Constitutionnaliser l’état d’urgence
« En temps de paix, la République n’a jamais connu une telle restriction des libertés ». Ce constat foudroyant dressé par Jean-Marie Burguburu, président de la Commission nationale consultative des droits de l’homme, révèle à quel point les contraintes de la covid-19 réduisent à peau de chagrin nos droits et libertés les plus chers.
Le décret du 14 octobre 2020 déclarant l’état d’urgence sanitaire, relayé par le projet de loi prorogeant l’état d’urgence sanitaire, objet de débats éminemment vifs au Parlement, nous replongent durablement dans une période de restrictions qui, si elles sont adaptées, nécessaires et proportionnées, n’en demeurent pas moins aussi draconiennes qu’indispensables, impliquant un effort collectif particulièrement abrupt rarement éprouvé ces soixante-quinze dernières années.
Cet état de nécessité impose que les libertés les plus absolues soient mises à mal afin de vaincre le virus.

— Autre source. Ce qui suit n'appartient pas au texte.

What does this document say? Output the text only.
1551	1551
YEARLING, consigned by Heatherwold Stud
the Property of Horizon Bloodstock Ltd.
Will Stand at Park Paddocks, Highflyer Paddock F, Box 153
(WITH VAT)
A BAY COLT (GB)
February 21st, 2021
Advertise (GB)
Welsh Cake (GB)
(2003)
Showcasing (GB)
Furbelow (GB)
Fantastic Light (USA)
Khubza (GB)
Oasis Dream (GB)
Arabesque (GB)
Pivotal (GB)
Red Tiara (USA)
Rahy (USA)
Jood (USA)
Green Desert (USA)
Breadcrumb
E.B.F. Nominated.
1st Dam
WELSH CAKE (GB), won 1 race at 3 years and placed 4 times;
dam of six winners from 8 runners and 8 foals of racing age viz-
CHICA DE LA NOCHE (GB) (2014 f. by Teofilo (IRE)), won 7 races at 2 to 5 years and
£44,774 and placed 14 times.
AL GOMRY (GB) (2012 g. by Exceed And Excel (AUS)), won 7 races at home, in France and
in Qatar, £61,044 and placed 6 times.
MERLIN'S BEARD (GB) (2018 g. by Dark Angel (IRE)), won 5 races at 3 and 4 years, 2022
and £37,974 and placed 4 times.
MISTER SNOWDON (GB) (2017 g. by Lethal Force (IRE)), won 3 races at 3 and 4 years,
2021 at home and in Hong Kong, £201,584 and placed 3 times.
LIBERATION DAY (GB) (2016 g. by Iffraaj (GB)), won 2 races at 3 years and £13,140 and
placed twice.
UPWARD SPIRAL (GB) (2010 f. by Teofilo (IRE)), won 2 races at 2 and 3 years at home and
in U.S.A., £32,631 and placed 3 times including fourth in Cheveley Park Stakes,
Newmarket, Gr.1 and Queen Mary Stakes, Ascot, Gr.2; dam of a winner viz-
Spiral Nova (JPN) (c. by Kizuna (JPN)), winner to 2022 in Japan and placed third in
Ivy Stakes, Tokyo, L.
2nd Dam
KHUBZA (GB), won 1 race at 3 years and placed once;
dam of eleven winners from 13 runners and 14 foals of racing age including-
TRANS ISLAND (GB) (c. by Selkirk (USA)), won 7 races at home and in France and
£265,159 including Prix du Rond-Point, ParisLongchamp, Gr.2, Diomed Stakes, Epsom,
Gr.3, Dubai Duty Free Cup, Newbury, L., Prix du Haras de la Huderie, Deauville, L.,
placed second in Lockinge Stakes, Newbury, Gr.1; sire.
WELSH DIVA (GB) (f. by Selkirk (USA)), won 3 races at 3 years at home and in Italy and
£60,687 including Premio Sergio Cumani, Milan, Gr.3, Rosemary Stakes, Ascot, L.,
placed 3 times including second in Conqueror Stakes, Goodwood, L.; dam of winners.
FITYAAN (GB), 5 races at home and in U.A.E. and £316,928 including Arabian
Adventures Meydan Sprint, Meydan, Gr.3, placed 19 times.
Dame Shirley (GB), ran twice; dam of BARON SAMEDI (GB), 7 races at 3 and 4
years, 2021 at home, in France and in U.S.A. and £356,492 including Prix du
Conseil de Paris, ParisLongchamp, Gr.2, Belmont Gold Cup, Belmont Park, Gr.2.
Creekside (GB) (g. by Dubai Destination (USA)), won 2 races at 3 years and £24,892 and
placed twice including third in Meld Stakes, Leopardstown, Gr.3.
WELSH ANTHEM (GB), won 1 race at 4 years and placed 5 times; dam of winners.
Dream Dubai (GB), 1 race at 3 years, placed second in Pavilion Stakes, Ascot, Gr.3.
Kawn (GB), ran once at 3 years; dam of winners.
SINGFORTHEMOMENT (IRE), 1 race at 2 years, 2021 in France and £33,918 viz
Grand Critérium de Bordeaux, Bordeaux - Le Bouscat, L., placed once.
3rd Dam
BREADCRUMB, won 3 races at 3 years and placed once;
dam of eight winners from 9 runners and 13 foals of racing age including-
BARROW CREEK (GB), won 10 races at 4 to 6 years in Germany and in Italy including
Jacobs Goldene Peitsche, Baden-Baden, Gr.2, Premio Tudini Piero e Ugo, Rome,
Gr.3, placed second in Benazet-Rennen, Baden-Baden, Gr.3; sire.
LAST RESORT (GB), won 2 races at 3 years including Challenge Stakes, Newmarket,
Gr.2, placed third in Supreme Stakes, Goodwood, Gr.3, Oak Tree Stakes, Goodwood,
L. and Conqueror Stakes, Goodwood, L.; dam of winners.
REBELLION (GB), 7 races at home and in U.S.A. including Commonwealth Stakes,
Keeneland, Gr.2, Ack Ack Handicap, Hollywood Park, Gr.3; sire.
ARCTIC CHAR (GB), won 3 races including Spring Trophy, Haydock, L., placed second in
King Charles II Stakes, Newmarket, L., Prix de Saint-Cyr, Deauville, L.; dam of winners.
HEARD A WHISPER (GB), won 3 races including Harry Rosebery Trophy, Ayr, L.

Ainsi en est-il de la liberté d’aller et venir, de la liberté de réunion ou encore de la liberté de manifestation, de culte… Plus encore, la pesanteur de la crise sanitaire dans le temps émousse l’exercice effectif d’autres droits comme le droit à l’enseignement, germe de profondes inégalités sociales qui ne se résorberont que difficilement, et restreint la liberté d’entreprendre, assombrissant les perspectives économiques des jeunes générations, souvent considérées comme sacrifiées.
Si la suspension de ces droits et libertés apparait globalement admise au sein de l’opinion publique, au regard de la finalité poursuivie, on ne saurait faire fi d’un mécontentement grandissant mis en lumière notamment par le « mouvement anti-masque », parfois sur trame de conflits intergénérationnels.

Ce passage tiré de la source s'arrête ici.